Cranking the skylight open on its brass-trimmed frame, I stood in the shower as the storm broke above, summoned by Fate as needed. One more reason to live on a Chapel world. Everything there that you asked for, within reason. But they suffered the same problem as most advanced worlds: ‘everything’ lost its allure fast. Ultimately, we craved adventure and the climb.

Right now, soaping my injuries clean, I didn’t feel formidable or glamorous. Just dirty, sore and lost, with all the certainty stripped away.

The one thing I was sure about was Near Miss, as though the world had turned inside-out.
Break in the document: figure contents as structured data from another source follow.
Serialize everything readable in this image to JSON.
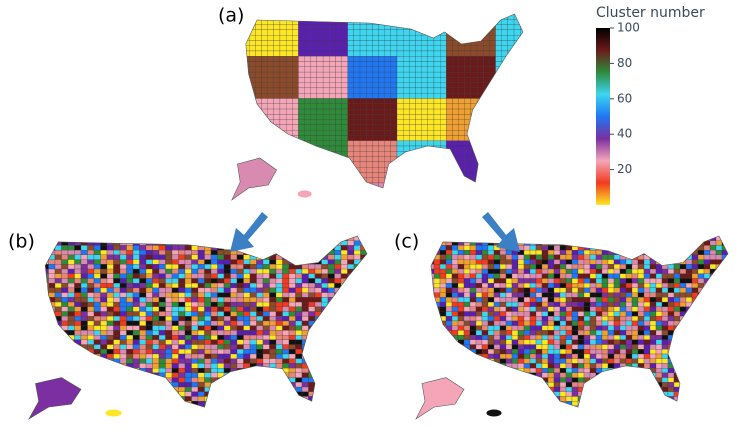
{
  "panels": [
    {
      "label": "(a)"
    },
    {
      "label": "(b)"
    },
    {
      "label": "(c)"
    }
  ],
  "colorbar": {
    "title": "Cluster number",
    "lim": [
      0,
      100
    ],
    "ticks": [
      20,
      40,
      60,
      80,
      100
    ],
    "colors": [
      "#fde725",
      "#f03b20",
      "#f4a6b8",
      "#7b2fa0",
      "#1f77f4",
      "#3dd6f0",
      "#2e8b3a",
      "#6b1a1a",
      "#000000"
    ]
  }
}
“I don’t know what to think,” I told it, breaking into a sudden hiss as the soap touched an open wound. “Where do I fit into all this? Am I supposed to root out a traitor, is that it? Or are you trying to make me turn coat? Even if you could fool the Chapel, my friends are here. I have nowhere else I want to go. The only other option I have is you, and you’re – I don’t know what you are.”

Arches fell into the category of being so rare people barely bothered to talk about them. I knew of one. There’d been one not long before my time, allowing its user to manipulate whole universes. I didn’t think it had been a core.

Then they’d advanced and vanished into the multiverse like everyone else. Bright, flashy and world-shatteringly powerful. But ultimately, operations went on as normal.

Mine didn’t feel like that. I was only beginning to learn how to work with it, and suspected it was on track to leave more of an impact. I wanted to end up having a say in how. But it wasn't going to be easy.

Decisions and power were easy. Much harder was giving in.